Cheriee Weichel said...

I've read all these poems over and over. My heart is aching while I lounge here warm and snug drinking fresh coffee.
It takes only a few minutes to remember that the NRA has tentacles reaching here into Canada and that there is a movement to deregulate gun registry and allow ownership of any kind of gun to anyone.
Any trace of smug has disappeared.

Liz Steinglass said...

I find it so hard to write about current events. These work so well. Dear Senator will stay with me. Thank you for sharing these.

Ruth said...

"Gun that folds into another gun."

These are sobering.

Linda B said...

My youngest granddaughter asked her mother where she hides when there's a lockdown at work. I am continually sad that the children are growing up like this, making their hiding a regular thing. Each one is a poem to admire, though also to grieve because they have to be written.

Molly Hogan said...

Each poem is intense and powerful. "Dear Senator" really resonated with me. I keep hoping that the Senator actually read it.
"Four million dollars is power past my reach,
so I send poems into the world, then hope,
like dandelion seeds they will take root
wherever they may land. This is yours to keep."

Kay said...

These poems are so thought-provoking. I sometimes write just to try to make some kind of sense of current events--or more to try to come to terms with it. The Dear Senator will stay with me.

Mary Lee said...

Whoa. These are powerful. So powerful. Those honeybees drowning, burning. My heart hurts. If you don't have a garden, if you don't drive cross-country in the summer and never once have to wash your windshield you might not know that ALL of our insects are disappearing. These poems inspire me to say more; do more.

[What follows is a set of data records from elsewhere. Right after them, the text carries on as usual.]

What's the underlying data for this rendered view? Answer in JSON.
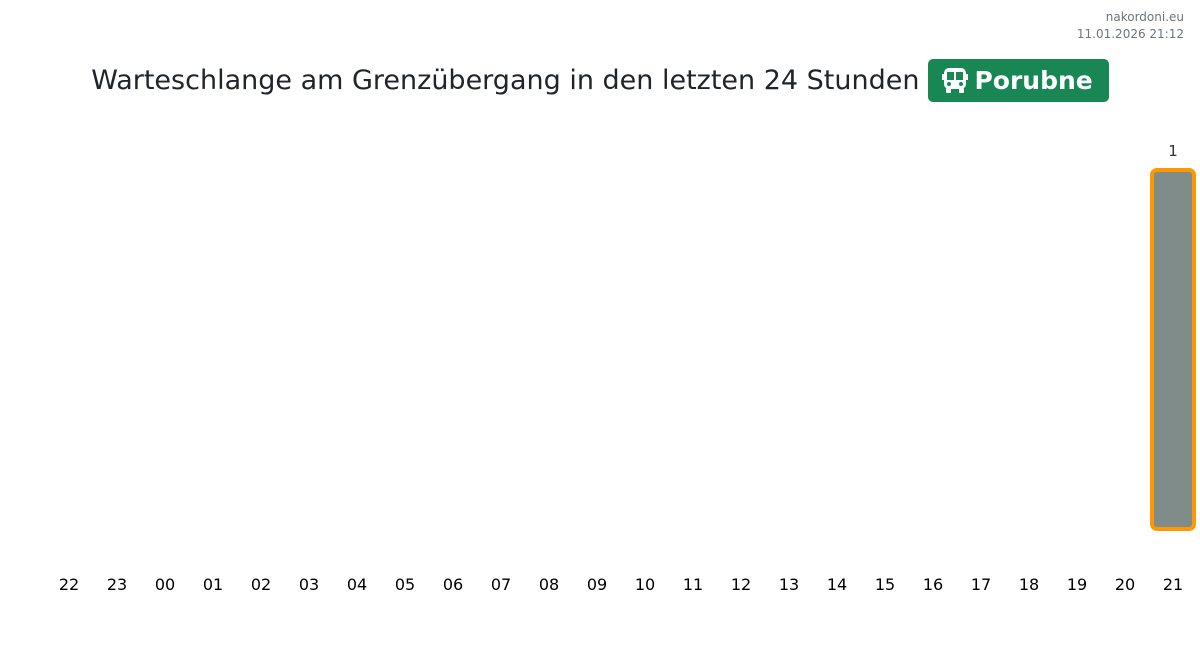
{
  "site": {
    "name": "nakordoni.eu",
    "timestamp": "11.01.2026 21:12"
  },
  "header": {
    "title": "Warteschlange am Grenzübergang in den letzten 24 Stunden",
    "badge_label": "Porubne",
    "badge_icon": "bus-icon",
    "badge_color": "#198754"
  },
  "chart_data": {
    "type": "bar",
    "categories": [
      "22",
      "23",
      "00",
      "01",
      "02",
      "03",
      "04",
      "05",
      "06",
      "07",
      "08",
      "09",
      "10",
      "11",
      "12",
      "13",
      "14",
      "15",
      "16",
      "17",
      "18",
      "19",
      "20",
      "21"
    ],
    "values": [
      0,
      0,
      0,
      0,
      0,
      0,
      0,
      0,
      0,
      0,
      0,
      0,
      0,
      0,
      0,
      0,
      0,
      0,
      0,
      0,
      0,
      0,
      0,
      1
    ],
    "ylim": [
      0,
      1
    ],
    "grid": false,
    "bar_color": "#7f8c8a",
    "bar_border_color": "#ff9800"
  }
}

Michelle Heidenrich Barnes said...

I, too, find it difficult to write about current events. It takes me a long time to process them to the point of being able to write about them, rather than just feel my emotional response. These are brilliant. Disarming in so many ways.

Linda Mitchell said...

As much as these poems punch me in my gut, thank you. I don't know how to write these poems so close to the moments when I'm feeling the anger and sadness--no, it's bigger than sadness. I'm glad these women have. I'm glad I can come back here and find them when I need them...but I wish there weren't reasons to have to.

Michelle Kogan said...

Yes, as Mary Lee said a most powerful-filled poem collection Tabatha. Their strength for me falls in reeling me in with their magical metaphors about the horrors of today–and I think the trees do know what's happening. And thanks for the link to Mobius.

Heidi Mordhorst said...

I recite: poetry has power! I read these and I think: I'm exhausted from this effort. I don't know why I believe that exercising any power, including poetry's, would not be tiring. It feels late to learn that most things worth doing are hard work.